Malgré toutes les fois où j'avais entendu soutenir son inexistence, je demeurais intérieurement ébranlé. J'attrapais le crayon à papier et le bloc à disposition pour commencer à écrire. J'étais certain des traits de son visage. Je le revoyais éveillé si j'y pensais, il me suivais jusque dans mes cauchemars. Mais les faits étaient là. Personne ne croyait en la présence d'un quatrième tireur sur les lieux du massacre. Personne ne me prenais au sérieux, depuis mon pétage de plomb. Sauf mes parents.

« La tuerie. J'étais confus, j'ai dû projeter une image d'un tireur supplémentaire pour justifier mon sentiment d'injustice. »

Il existe. Il a peut-être pu s'échapper ou a été couvert et blanchi, mais cette enflure n'est pas le fruit de mon imagination...

« Personne ne mérite de vivre ça. Ce point restera flou pour moi, mais j'apprendrai à vivre avec. »

...et ce, jusqu'à ce que je retrouve cette pourriture.

Brenham Ct, Houston, Texas

Octobre 2023

J'avais annulé mon entretien et pris mon après-midi pour replonger dans mes dossiers personnels. Les piles d'informations, les articles en ligne que j'avais imprimé, les blogs, les forums, à la recherche du moindre indice, toutes ces années. Mon travail tenait en une seule pièce. En deux immenses tableaux murales desquels les compte rendus débordaient pour s'étaler sur le mur. Les fausses pistes. Les canulars. Les espoirs. Un morceau précieux de ma vie partie en fumée sur lequel certains se plaisent à affabuler encore. Voilà ce que cette putain de vaste pièce contenait. J'espérais qu'elle détienne la clé de réparation d'une injustice, et de ma vengeance.

J'attrapais l'une des pochettes qui classifiait les éventualités qui lui avait permis de continuer sa petite vie. J'imaginais qu'elle n'était pas si mauvaise, mais j'étais loin de penser qu'elle fut si bonne. Riley Hart. Fils du multimilliardaire Paxton Hart dont le business régnait en maître aux quatre coins des Etats-Unis, aussi prolifère que Pfizer post épidémie, dont il était le concurrent direct. Immunité. Passe-droit quasi illimité. Fraîchement connu du grand public, entré en fonction en qualité de porte-parole la semaine précédente. Un putain d'emploi inutile et fictivement légal dans lequel cet enfoiré ne risquait rien. Ca va pas durer Riley, crois-moi. Evidemment, ça me paraissait clair maintenant. J'avais déjà envisagé l'hypothèse qu'il eut été arrêté puis relâché à la demande d'un tiers. Son implication avait donc belle et bien été étouffée pour préserver la notoriété paternelle. Putain je les haïssais. J'attendais impatiemment les détails des affaires du patronyme de ceux que je devais maudire. Les Hart.

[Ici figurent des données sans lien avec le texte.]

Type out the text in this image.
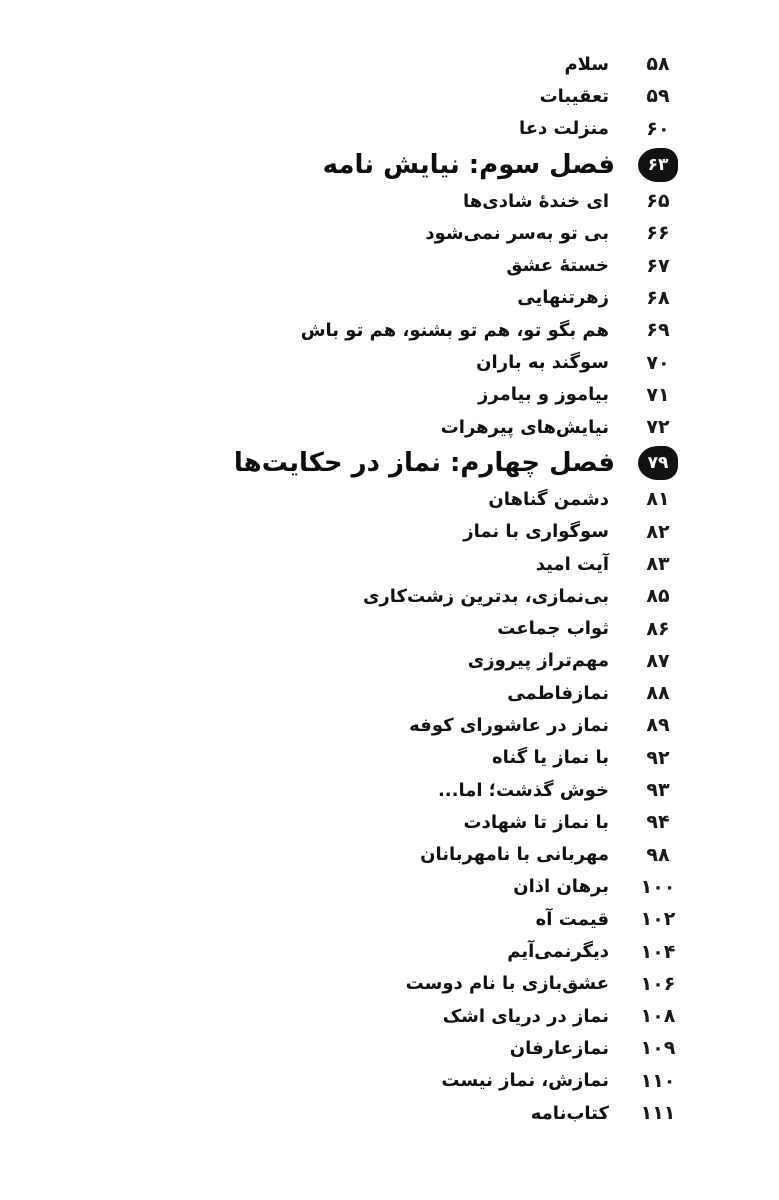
۵۸
سلام
۵۹
تعقیبات
۶۰
منزلت دعا
۶۳
فصل سوم: نیایش نامه
۶۵
ای خندهٔ شادی‌ها
۶۶
بی تو به‌سر نمی‌شود
۶۷
خستهٔ عشق
۶۸
زهرتنهایی
۶۹
هم بگو تو، هم تو بشنو، هم تو باش
۷۰
سوگند به باران
۷۱
بیاموز و بیامرز
۷۲
نیایش‌های پیرهرات
۷۹
فصل چهارم: نماز در حکایت‌ها
۸۱
دشمن گناهان
۸۲
سوگواری با نماز
۸۳
آیت امید
۸۵
بی‌نمازی، بدترین زشت‌کاری
۸۶
ثواب جماعت
۸۷
مهم‌تراز پیروزی
۸۸
نمازفاطمی
۸۹
نماز در عاشورای کوفه
۹۲
با نماز یا گناه
۹۳
خوش گذشت؛ اما...
۹۴
با نماز تا شهادت
۹۸
مهربانی با نامهربانان
۱۰۰
برهان اذان
۱۰۲
قیمت آه
۱۰۴
دیگرنمی‌آیم
۱۰۶
عشق‌بازی با نام دوست
۱۰۸
نماز در دریای اشک
۱۰۹
نمازعارفان
۱۱۰
نمازش، نماز نیست
۱۱۱
کتاب‌نامه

« Je t'enverrai mon rapport à 19 heures, mec. ». Je détournais mon regard vers mon téléphone. 18h45. Brett était ponctuel, je ne m'inquiétais pas. Pendant que je grattais le papier avec une expression neutre, je me remémorais les clichés des adolescents inculpés pour homicides volontaires et prémédités. Joshua et Thomas. Ils avaient été décrits par le service de presse comme « deux adolescents qui en avait marre d'être rackettés et harcelés  pendant les interclasses, et qui aurait subséquemment  fait appel à un ami pour prendre part à ce massacre ». Je me souvenais très bien d'eux  même si, pour ma part, je ne les avais jamais emmerdé. J'avais pris la défense de l'un ou de l'autre alors que j'étais témoin d'un lynchage en plein réfectoire, mais la plupart du temps, je ne m'en mêlais tout simplement pas. J'aurais pu. Si j'avais agi davantage, plus tôt, peut-être que ces connards n'auraient pas disjonctés. Peut-être que...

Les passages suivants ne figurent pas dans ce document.